Помните легенду о Филомеле? Она была изнасилована, и насильник вырвал ей язык, чтобы она не могла никому рассказать о произошедшем.
Я верю в силу литературы и в силу слов, потому что именно в них мы обретаем дар речи. Нам не заткнули рты. Все мы, проживая травму, обнаруживаем, что запинаемся и заикаемся, в нашей речи появляются долгие паузы. Слова и вещи словно застревают. И мы заново обретаем способность говорить благодаря тому, что сказано другими. Мы можем обратиться к поэме. Мы можем раскрыть книгу. Кто-то уже проходил это до нас и облек свои глубокие переживания в слова.
Мне нужны были слова, потому что в несчастных семьях существует заговор молчания. И тому, кто однажды нарушит тишину, вовек не видать прощения. Ему или ей придется самим научиться себя прощать.
Господь есть прощение – ну, или так обычно должно быть, но в нашем доме Господь был ветхозаветным, и никакое прощение не было возможным без огромной жертвы. Миссис Уинтерсон была несчастна, и нам приходилось быть несчастными вместе с ней. Она жила в ожидании Апокалипсиса.
Ее любимой песней была "Господь изверг их прочь" – подразумевалось, что она о грехах, но на самом деле здесь подразумевался каждый, кто когда-либо докучал ей, а значит – все окружающие. Ей не нравились люди, и ей просто не нравилась жизнь. Жизнь была бременем, которое нужно было влачить до самой могилы, а там сбросить. Жизнь была юдолью слез. Жизнь была подготовкой к смерти.
Каждый день миссис Уинтерсон молила: "Господи, ниспошли мне смерть". Нам с папой было очень тяжко от этого.
Ее собственная мать была благовоспитанной женщиной, которая вышла замуж за привлекательного мерзавца, принесла ему приданое и дальше беспомощно наблюдала, как он просаживает его на женщин налево и направо. Некоторое время – мне тогда было примерно от трех до пяти – нам пришлось жить у дедушки, чтобы миссис Уинтерсон могла ухаживать за своей матерью, умиравшей от рака гортани.

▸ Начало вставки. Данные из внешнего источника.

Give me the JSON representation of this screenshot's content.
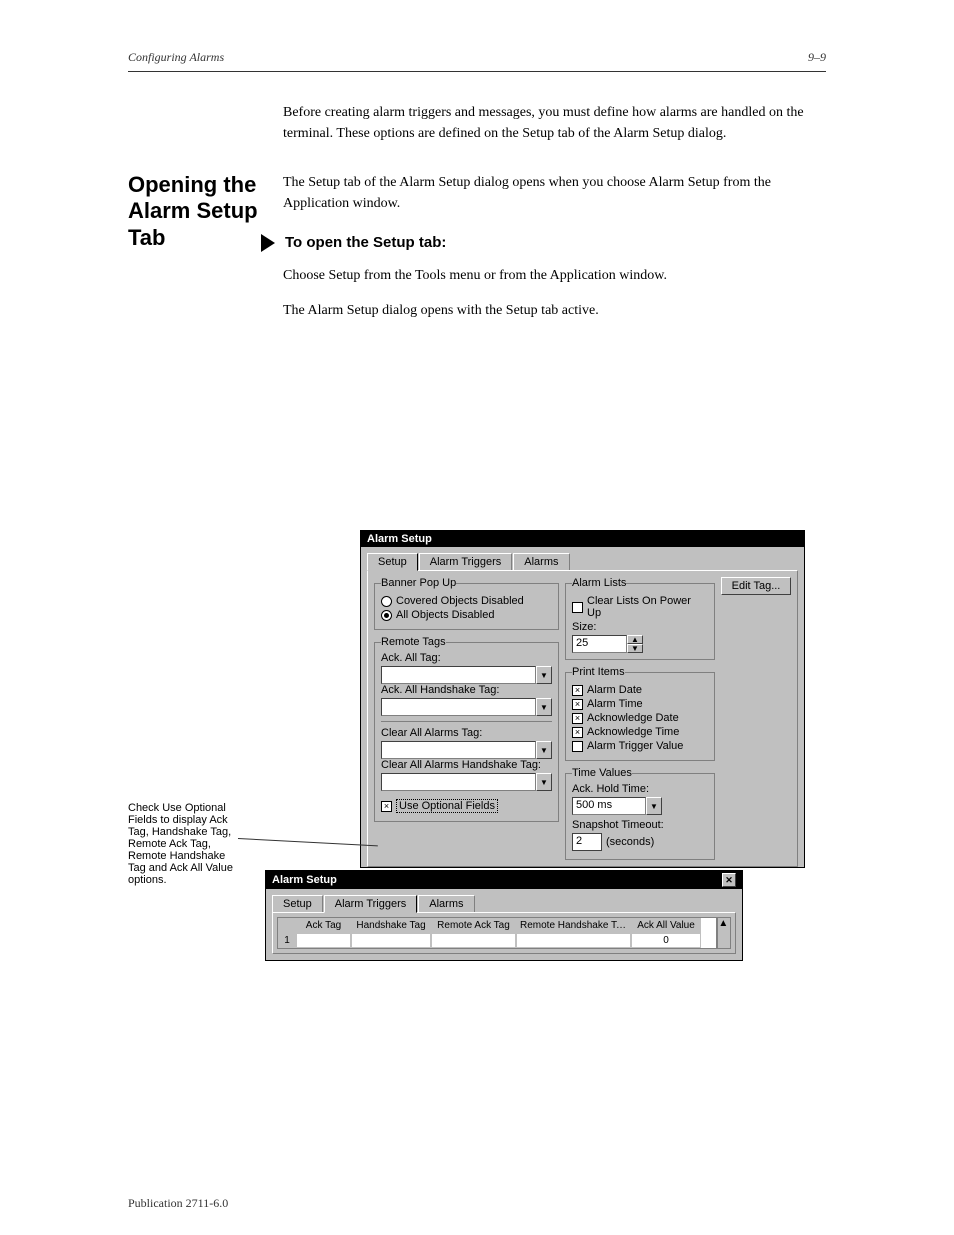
{
  "page": {
    "header_right": "Configuring Alarms",
    "header_left": "9–9",
    "footer_left": "Publication 2711-6.0",
    "intro": "Before creating alarm triggers and messages, you must define how alarms are handled on the terminal. These options are defined on the Setup tab of the Alarm Setup dialog.",
    "section_title": "Opening the Alarm Setup Tab",
    "sec_p1": "The Setup tab of the Alarm Setup dialog opens when you choose Alarm Setup from the Application window.",
    "sec_h1": "To open the Setup tab:",
    "sec_p2": "Choose Setup from the Tools menu or from the Application window.",
    "sec_p3": "The Alarm Setup dialog opens with the Setup tab active.",
    "callout": "Check Use Optional Fields to display Ack Tag, Handshake Tag, Remote Ack Tag, Remote Handshake Tag and Ack All Value options."
  },
  "d1": {
    "title": "Alarm Setup",
    "tabs": [
      "Setup",
      "Alarm Triggers",
      "Alarms"
    ],
    "banner_legend": "Banner Pop Up",
    "radio1": "Covered Objects Disabled",
    "radio2": "All Objects Disabled",
    "remote_legend": "Remote Tags",
    "ack_all_tag": "Ack. All Tag:",
    "ack_all_hand": "Ack. All Handshake Tag:",
    "clear_all": "Clear All Alarms Tag:",
    "clear_all_hand": "Clear All Alarms Handshake Tag:",
    "use_optional": "Use Optional Fields",
    "alarm_lists_legend": "Alarm Lists",
    "clear_lists": "Clear Lists On Power Up",
    "size_lbl": "Size:",
    "size_val": "25",
    "print_legend": "Print Items",
    "pi1": "Alarm Date",
    "pi2": "Alarm Time",
    "pi3": "Acknowledge Date",
    "pi4": "Acknowledge Time",
    "pi5": "Alarm Trigger Value",
    "time_legend": "Time Values",
    "ack_hold": "Ack. Hold Time:",
    "ack_hold_val": "500 ms",
    "snap_lbl": "Snapshot Timeout:",
    "snap_val": "2",
    "snap_unit": "(seconds)",
    "edit_tag": "Edit Tag..."
  },
  "d2": {
    "title": "Alarm Setup",
    "tabs": [
      "Setup",
      "Alarm Triggers",
      "Alarms"
    ],
    "cols": [
      "",
      "Ack Tag",
      "Handshake Tag",
      "Remote Ack Tag",
      "Remote Handshake Tag",
      "Ack All Value"
    ],
    "row1_idx": "1",
    "row1_ackall": "0"
  }
}
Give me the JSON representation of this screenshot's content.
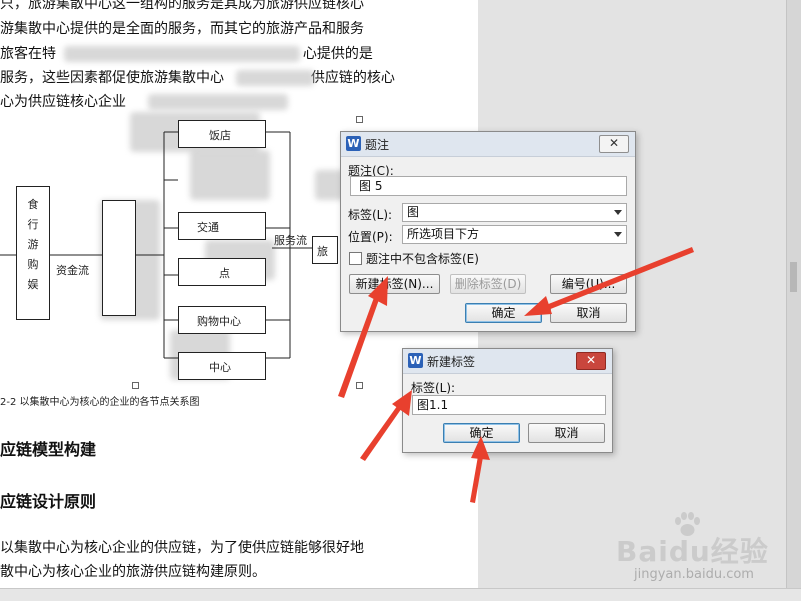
{
  "document": {
    "paragraphs": [
      "只，旅游集散中心这一组构的服务是其成为旅游供应链核心",
      "游集散中心提供的是全面的服务，而其它的旅游产品和服务",
      "旅客在特",
      "服务，这些因素都促使旅游集散中心",
      "心为供应链核心企业"
    ],
    "paragraph_tails": [
      "",
      "",
      "心提供的是",
      "供应链的核心",
      ""
    ],
    "diagram": {
      "left_box_chars": [
        "食",
        "行",
        "游",
        "购",
        "娱"
      ],
      "middle_label": "资金流",
      "right_boxes": [
        "饭店",
        "交通",
        "点",
        "购物中心",
        "中心"
      ],
      "flow_label": "服务流",
      "tourist_label": "旅"
    },
    "caption": "2-2 以集散中心为核心的企业的各节点关系图",
    "heading1": "应链模型构建",
    "heading2": "应链设计原则",
    "body_lines": [
      "以集散中心为核心企业的供应链，为了使供应链能够很好地",
      "散中心为核心企业的旅游供应链构建原则。"
    ]
  },
  "caption_dialog": {
    "title": "题注",
    "caption_label": "题注(C):",
    "caption_value": "图 5",
    "label_label": "标签(L):",
    "label_value": "图",
    "position_label": "位置(P):",
    "position_value": "所选项目下方",
    "exclude_label_text": "题注中不包含标签(E)",
    "new_label_button": "新建标签(N)...",
    "delete_label_button": "删除标签(D)",
    "numbering_button": "编号(U)...",
    "ok_button": "确定",
    "cancel_button": "取消",
    "close_glyph": "✕"
  },
  "new_label_dialog": {
    "title": "新建标签",
    "label_label": "标签(L):",
    "label_value": "图1.1",
    "ok_button": "确定",
    "cancel_button": "取消",
    "close_glyph": "✕"
  },
  "watermark": {
    "brand": "Baidu经验",
    "url": "jingyan.baidu.com"
  },
  "colors": {
    "arrow_red": "#e8402e",
    "wps_blue": "#2b61b7",
    "close_red": "#c9463d"
  }
}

Миссис W была глубоко религиозна, но при этом верила в духов, и ее ужасно злило то, что дедушкина подружка – стареющая буфетчица с крашеными волосами – была по совместительству еще и медиумом, и проводила сеансы в нашей собственной гостиной.
После сеансов моя мать жаловалась, что дом полон мужчин в военной форме. Когда я приходила в кухню за сэндвичами с консервированной говядиной, мне запрещалось есть, покуда Мертвые не уйдут, а это могло занять несколько часов, что очень трудно выдержать, когда тебе всего четыре года.
Тогда я придумала бродить вдоль улицы и просить покушать. Миссис Уинтерсон меня застукала, и это стало первым разом, когда я услышала мрачную историю о Дьяволе и не той колыбели…
Соседнюю с моей колыбель занимал маленький мальчик по имени Пол. Он был моим призрачным двойником, потому что его святой образ вызывался всякий раз, когда я не слушалась. Пол никогда бы не уронил свою новую куклу в пруд (здесь мы даже не станем упоминать саму фантастичность возможности того, что у Пола вообще могла оказаться кукла). Пол ни за что бы не набил помидорами чехол от своей пижамы в виде пуделя, чтобы потом поиграть в операцию на желудке с похожим на настоящую кровь месивом. Пол не стал бы прятать дедушкин противогаз (тот завалялся у деда со времен войны и мне очень нравился). Пол не заявился бы в этом самом противогазе на милый праздник по случаю дня рождения, на который его не приглашали.
Если бы вместо меня они взяли Пола, все было бы по-другому, было бы лучше. Предполагалось, что я должна была стать для своей матери подругой… такой, какой она была для своей мамы.
А потом ее мама умерла, и она замкнулась в своем горе. А я заперлась в кладовке, потому что научилась пользоваться маленьким ключиком для открывания банок с тушенкой.
Я помню. Но правду я помню или нет?
Мои воспоминания окружены розами, что странно, потому что на самом деле это жестокие и грустные воспоминания. Но мой дед был заядлым садовником и особенно любил розы. Мне нравилось отыскивать его – одетый в вязаный жилет и рубашку с закатанными рукавами, он давил на поршень и опрыскивал цветы водой из блестящего медного резервуара с клапаном. Он любил меня – по своему, конечно; и недолюбливал мою мать, а она его ненавидела – не со злобой, но с отравляющей покорной обидчивостью.